A saúde mental é uma das grandes fronteiras do capital neste século 21. Mas isso não quer dizer que todos os profissionais da área sejam picaretas, como pode pensar os apressados de plantão.
Isso significa que, do ponto de vista de quem faz uso de profissionais de saúde mental, você, enquanto usuário —e pode ser aqui uma pessoa física ou uma instituição—, começa a duvidar quando esse profissional diz que é preciso "investir" em saúde mental. Porque não sabe se ele está pensando cientificamente ou financeiramente, a partir do ponto de vista de um fornecedor —ele— do mercado de bens e serviços em saúde mental. Difícil?
Sim, difícil, bem mais difícil do que pensa nossa vã filosofia. Sim, hoje há um mercado de bens e serviços em saúde mental. Ele inclui profissionais como psicólogos, psiquiatras, psicopedagogos e instituições e empresas organizadas por esses profissionais para oferecer tratamentos e formação de mais profissionais em escolas, clínicas —enfim, bens e serviços gerais do mercado de saúde mental.
E, é claro, quando o assunto é um mercado, falamos também em marketing disso tudo. Logo, há ainda profissionais de marketing, publicidade, mídia, redes sociais, escrita, jornalismo. Todos eles podem ser "players" nesse mercado de saúde mental.
Inclui também diagnósticos de todos os tipos que assolam as escolas e as famílias nos tempos contemporâneos. E, não esqueçamos, agrega ainda a gigantesca indústria farmacêutica e seus remédios.
Aqui vale um parêntese. Não se trata de sair xingando a indústria farmacêutica. Lembre que ela nos deu vacinas e longevidade em geral. Trata-se de entender, antes de tudo, que ciência não é um lugar cheio de monges-cientistas que trabalham porque são pessoas especialmente voltadas ao bem do mundo, mas que a ciência é a indústria farmacêutica —as universidades só decolam de fato quando têm apoio do capital desse setor, na imensa maioria dos casos.
A ilustração de Ricardo Cammarota foi executada em técnica manual, com guache em pincel com cores creme de fundo, traços pretos e aplicações de vermelho e rosa.
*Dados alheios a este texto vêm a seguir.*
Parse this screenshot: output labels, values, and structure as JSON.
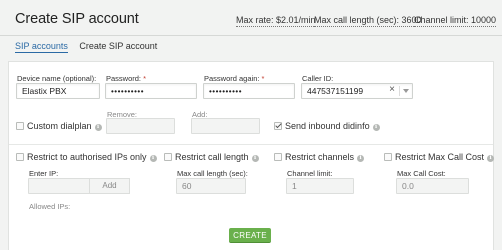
{
  "header": {
    "title": "Create SIP account",
    "max_rate": "Max rate: $2.01/min",
    "max_call_length": "Max call length (sec): 3600",
    "channel_limit": "Channel limit: 10000"
  },
  "tabs": [
    {
      "label": "SIP accounts",
      "active": true
    },
    {
      "label": "Create SIP account",
      "active": false
    }
  ],
  "form": {
    "device_name": {
      "label": "Device name (optional):",
      "value": "Elastix PBX"
    },
    "password": {
      "label": "Password:",
      "required_mark": "*",
      "value": "••••••••••"
    },
    "password_again": {
      "label": "Password again:",
      "required_mark": "*",
      "value": "••••••••••"
    },
    "caller_id": {
      "label": "Caller ID:",
      "value": "447537151199",
      "clear_glyph": "×"
    },
    "custom_dialplan": {
      "label": "Custom dialplan",
      "checked": false
    },
    "remove": {
      "label": "Remove:",
      "value": ""
    },
    "add": {
      "label": "Add:",
      "value": ""
    },
    "send_inbound_didinfo": {
      "label": "Send inbound didinfo",
      "checked": true
    },
    "restrict_ips": {
      "label": "Restrict to authorised IPs only",
      "checked": false
    },
    "enter_ip": {
      "label": "Enter IP:",
      "value": "",
      "add_label": "Add"
    },
    "allowed_ips": {
      "label": "Allowed IPs:"
    },
    "restrict_call_length": {
      "label": "Restrict call length",
      "checked": false
    },
    "max_call_length_sec": {
      "label": "Max call length (sec):",
      "value": "60"
    },
    "restrict_channels": {
      "label": "Restrict channels",
      "checked": false
    },
    "channel_limit": {
      "label": "Channel limit:",
      "value": "1"
    },
    "restrict_max_call_cost": {
      "label": "Restrict Max Call Cost",
      "checked": false
    },
    "max_call_cost": {
      "label": "Max Call Cost:",
      "value": "0.0"
    },
    "info_glyph": "i"
  },
  "create_button": "CREATE",
  "colors": {
    "accent_link": "#2b6aa5",
    "create_green": "#6ab04c",
    "required": "#c0392b"
  }
}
Acabamento estilizado, traços tortuosos. A imagem, na horizontal, mostra três esteiras de produção industrial bem estilizada com rodinhas e com diversas cabeças diferentes (visão horizontal), quase parecendo máscaras, caricaturas ou personagens (estilização também simples), sendo que algumas cabeças tem o formato de comprimidos.
A ciência sempre foi vocacionada a ser uma indústria porque custa caro. Dito isso, voltemos ao tema: a saúde mental como fronteira do capital.
Cada vez mais haverá jovens medicados, alunos diagnosticados, pais desesperados —aliás, este é um dos motivos latentes para a decisão dos jovens de não terem mais filhos— e seguros de saúde cada vez mais caros. Enfim, uma enorme rede que reúne inúmeros "players" do mercado de saúde mental.
Aliás, uma das formas de você identificar quando um segmento da sociedade se transformou numa fronteira do capital é quando ele começa a gerar demandas de bens e serviços crescentes e acumulados, como é o caso em questão hoje.
As escolas, hoje imobilizadas entre alunos, professores, pais pagadores de mensalidades e a emergente judicialização das relações entre colégios e esses pais, terão que investir dinheiro na formação específica de corpos docentes, já que elas, as escolas, foram alçadas à categoria de parceiras nos cuidados com a saúde mental —que hoje só piora— dos seus alunos matriculados.
A análise desse sintoma histórico e econômico deve ser também feita num plano que diferencie os vários "players" desse mercado emergente.
Do ponto de vista dos profissionais, os psiquiatras de sucesso, saídos das marcas acadêmicas públicas em medicina, tendem a ser o elo mais poderoso da cadeia.
Não é à toa que se tornou comum psiquiatras ignorarem tratamentos psicoterapêuticos em andamento e indicarem colegas seus aos pacientes, a fim de eliminar a concorrência mais frágil da cadeia, que são os psicólogos.
Na verdade, os psicólogos, em geral, são os "varejistas" desse mercado, recebendo pagamento por hora de trabalho. A psiquiatria é um elo importante nessa ciranda da indústria farmacêutica, já que detém o poderoso discurso médico em suas mãos e canetas.
Pais e escolas, ambos em pânico, cada vez mais infantilizados diante do poder do discurso médico e científico, adoram ver filhos e alunos medicados.
É sempre mais seguro ter o aval do médico. Se der pau, ele será importante para outro elo dessa cadeia: o advogado. Não há saída no horizonte. Só vai piorar a violência do capital no mundo da saúde mental.